The health care system is generally of high quality, though waiting periods can be long. Total health care expenditure is relatively low. Despite the introduction of taxpayer-funded subsidies for child care, real costs have risen steadily for parents. A new fund is financing innovative trial projects for groups deemed to be at risk of long-term welfare dependency.

Environmental Policies

Emissions concerns and unaddressed infrastructural needs have left Australia scoring relatively poorly (rank 31) with respect to environmental policy. Its score on this measure has declined by 0.1 points relative to 2014.

CO2 emissions are rising, while a goal of reducing carbon emissions by 2030 is not associated with a credible plan for doing so. A recently completed review of the power-generation market offers the prospect of improving renewable-energy production, but delayed action has kept energy prices high, and progress with regard to emissions reductions has been very limited.

Public-transport gaps call for infrastructure investments as a key element in future environmental policies; however, the rate of actual investment in new infrastructure has been worryingly low, contributing to carbon-emissions concerns. Water security and water management policies have improved in recent years.

Accelerating biodiversity decline is a serious concern. The issues of carbon-emission reductions and participation in international environmental regimes have divided the political left and right.



Quality of Democracy

With an open, transparent electoral regime, Australia’s democracy falls into the upper-middle ranks (rank 15) in international comparison. Its score on this measure has declined by 0.4 points since 2014.

While civil rights and political liberties are generally well protected, anti-terrorism laws have become progressively stronger, prompting civil and human rights concerns. Asylum seekers are processed offshore, denying them the rights accorded to citizens. Same-sex marriage has been legalized.

State and territory governments have independently improved campaign-funding disclosure requirements. Investigations indicate that both major political parties have accepted Chinese-origin donations, exacerbating ongoing tensions with China. A court ruling barring parliamentarians from holding dual citizenships has affected numerous lawmakers, generating political instability.

Media organizations are largely independent, but a reduction in ownership regulations have led to increasing concentration among the largest media companies. Anti-terrorism laws allow some restrictions on media reporting.

Anti-discrimination laws are generally strong, but surveys indicate that discrimination against women remains a problem. While corruption is generally rare, some problems at the state and local levels remain.



Executive Capacity

Despite instability in the prime minister’s office, Australia falls into the upper-middle ranks (rank 15) in the sphere of executive capacity. Its score on this measure has declined by 0.5 points relative to 2014.
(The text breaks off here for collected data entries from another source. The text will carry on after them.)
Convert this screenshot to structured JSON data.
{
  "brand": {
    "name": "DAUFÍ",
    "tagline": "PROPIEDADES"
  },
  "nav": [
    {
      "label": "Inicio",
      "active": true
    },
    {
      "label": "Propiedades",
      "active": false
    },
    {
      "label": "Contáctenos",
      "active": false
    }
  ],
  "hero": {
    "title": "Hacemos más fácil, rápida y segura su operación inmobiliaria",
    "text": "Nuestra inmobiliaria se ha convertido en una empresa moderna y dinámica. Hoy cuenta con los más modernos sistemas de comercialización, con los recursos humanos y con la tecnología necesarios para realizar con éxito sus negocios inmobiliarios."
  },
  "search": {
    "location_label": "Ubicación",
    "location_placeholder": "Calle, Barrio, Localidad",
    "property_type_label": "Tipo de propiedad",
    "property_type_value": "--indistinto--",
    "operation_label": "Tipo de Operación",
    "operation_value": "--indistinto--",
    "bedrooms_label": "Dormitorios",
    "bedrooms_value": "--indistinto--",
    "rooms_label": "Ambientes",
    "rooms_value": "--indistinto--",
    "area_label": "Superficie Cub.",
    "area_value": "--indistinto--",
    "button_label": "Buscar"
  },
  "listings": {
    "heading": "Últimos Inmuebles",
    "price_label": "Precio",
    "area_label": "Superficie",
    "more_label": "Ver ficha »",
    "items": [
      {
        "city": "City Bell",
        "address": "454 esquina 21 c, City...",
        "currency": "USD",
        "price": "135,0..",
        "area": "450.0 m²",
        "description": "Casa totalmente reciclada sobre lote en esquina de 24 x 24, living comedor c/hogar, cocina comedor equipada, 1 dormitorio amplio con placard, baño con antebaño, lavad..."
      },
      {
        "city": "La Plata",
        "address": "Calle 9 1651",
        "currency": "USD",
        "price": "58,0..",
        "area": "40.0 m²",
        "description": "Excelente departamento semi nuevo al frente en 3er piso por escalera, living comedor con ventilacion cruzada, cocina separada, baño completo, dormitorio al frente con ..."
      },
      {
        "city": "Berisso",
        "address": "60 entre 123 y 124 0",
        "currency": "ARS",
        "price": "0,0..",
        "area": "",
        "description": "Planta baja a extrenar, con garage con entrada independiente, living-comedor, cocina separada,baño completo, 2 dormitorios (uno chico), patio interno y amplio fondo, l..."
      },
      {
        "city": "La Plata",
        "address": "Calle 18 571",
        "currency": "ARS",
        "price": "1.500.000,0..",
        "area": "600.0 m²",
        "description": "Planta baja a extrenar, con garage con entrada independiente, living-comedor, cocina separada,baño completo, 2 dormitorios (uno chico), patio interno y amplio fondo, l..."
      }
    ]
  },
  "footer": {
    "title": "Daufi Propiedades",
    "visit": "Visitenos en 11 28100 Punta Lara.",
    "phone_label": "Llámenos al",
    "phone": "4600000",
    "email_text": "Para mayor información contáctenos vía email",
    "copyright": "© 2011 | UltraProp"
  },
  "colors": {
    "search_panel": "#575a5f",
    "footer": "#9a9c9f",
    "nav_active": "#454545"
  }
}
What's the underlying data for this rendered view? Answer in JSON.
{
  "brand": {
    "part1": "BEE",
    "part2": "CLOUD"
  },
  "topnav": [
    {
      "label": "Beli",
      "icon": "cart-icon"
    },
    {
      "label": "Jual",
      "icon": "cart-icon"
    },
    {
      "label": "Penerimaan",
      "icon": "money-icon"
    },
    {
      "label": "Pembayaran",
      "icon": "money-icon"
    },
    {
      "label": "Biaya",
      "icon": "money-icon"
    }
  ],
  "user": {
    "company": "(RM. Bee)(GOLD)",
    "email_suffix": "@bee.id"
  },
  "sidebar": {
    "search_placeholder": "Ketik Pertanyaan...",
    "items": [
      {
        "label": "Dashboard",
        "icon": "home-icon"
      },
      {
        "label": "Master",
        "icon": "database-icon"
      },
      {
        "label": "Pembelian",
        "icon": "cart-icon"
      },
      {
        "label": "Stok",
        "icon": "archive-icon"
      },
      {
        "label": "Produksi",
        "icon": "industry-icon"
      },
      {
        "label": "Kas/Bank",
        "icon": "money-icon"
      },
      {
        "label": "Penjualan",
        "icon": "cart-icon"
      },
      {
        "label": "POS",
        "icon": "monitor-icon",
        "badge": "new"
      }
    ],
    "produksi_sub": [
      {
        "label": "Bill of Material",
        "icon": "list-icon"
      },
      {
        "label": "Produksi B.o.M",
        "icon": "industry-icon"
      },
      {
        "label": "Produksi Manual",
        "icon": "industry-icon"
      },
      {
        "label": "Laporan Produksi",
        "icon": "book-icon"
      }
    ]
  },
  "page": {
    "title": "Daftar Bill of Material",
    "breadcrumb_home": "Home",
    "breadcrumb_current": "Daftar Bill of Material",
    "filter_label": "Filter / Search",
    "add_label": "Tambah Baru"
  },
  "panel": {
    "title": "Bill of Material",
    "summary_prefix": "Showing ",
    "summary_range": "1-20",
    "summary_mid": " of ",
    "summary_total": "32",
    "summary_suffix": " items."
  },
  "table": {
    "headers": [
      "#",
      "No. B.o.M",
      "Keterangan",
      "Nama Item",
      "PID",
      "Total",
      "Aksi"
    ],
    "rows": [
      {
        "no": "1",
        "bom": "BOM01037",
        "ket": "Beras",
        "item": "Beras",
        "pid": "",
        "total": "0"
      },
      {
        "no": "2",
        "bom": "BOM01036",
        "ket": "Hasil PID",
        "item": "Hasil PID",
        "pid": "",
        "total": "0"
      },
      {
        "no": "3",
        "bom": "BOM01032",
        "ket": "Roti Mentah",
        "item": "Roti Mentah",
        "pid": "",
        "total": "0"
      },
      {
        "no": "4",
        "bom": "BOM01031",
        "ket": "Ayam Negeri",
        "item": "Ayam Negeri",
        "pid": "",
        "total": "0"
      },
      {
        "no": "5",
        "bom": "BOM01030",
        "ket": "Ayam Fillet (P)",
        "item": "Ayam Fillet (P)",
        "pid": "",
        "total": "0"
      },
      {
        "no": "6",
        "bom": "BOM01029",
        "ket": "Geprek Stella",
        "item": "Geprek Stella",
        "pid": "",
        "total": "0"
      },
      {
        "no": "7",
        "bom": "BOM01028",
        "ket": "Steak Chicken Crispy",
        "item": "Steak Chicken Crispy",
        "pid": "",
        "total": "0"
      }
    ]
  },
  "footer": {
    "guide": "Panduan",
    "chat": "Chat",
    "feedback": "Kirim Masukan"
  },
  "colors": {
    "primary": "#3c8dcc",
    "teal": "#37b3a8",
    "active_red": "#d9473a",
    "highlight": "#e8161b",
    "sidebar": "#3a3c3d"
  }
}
The government office coordinates policy development, working closely with line ministries. Significant recent public-sector jobs cuts have threatened to undermine planning ability, and fluctuations in the prime minister’s office have weakened cabinet discipline in recent years. While regulations tend to be enforced in an unbiased manner, their creation process is often heavily influenced by powerful interests.

RIAs are generally required at the federal and state levels, though these often lack transparency and do not explicitly address long-term sustainability. Despite a tradition of communication coherency, the current government has not conveyed a clear direction. Some new foreign policy ambition is evident with regard to shaping South Pacific relations.

While many tasks are constitutionally delegated to states and territories, funding is often inadequate, and likely to fall further. However, federal/state relationships have improved markedly in recent years. Australian society shows a willingness to resist international pressures, as on the issues of migrants or emissions policy.

Executive Accountability

Despite declining citizen engagement with the political system, a well-developed legislative-oversight capability helps Australia scores well (rank 7) for executive accountability. Its score in this area has declined by 0.4 points relative to 2014.

Parliamentarians have substantial resources and powers at their disposal to monitor the executive. Audit and ombuds offices act capably and independently. State-level and issue-specific ombuds offices also exist. Budget cuts at the privacy and data-protection office have diminished its efficiency, but resources have recently been restored somewhat.

Citizens have shown a falling interest in political issues, and the rate of citizens casting invalid votes is rising despite compulsory voting. Media diversity is declining, potentially undermining the public’s policy knowledge, though online news providers are reinvigorating the sector to some extent.

Internal political-party decisions are primarily made by elected officials, although ordinary members have gained a stronger voice in recent years. Major economic organizations are sophisticated and work closely with the government. Many other interest groups also offer high-quality proposals.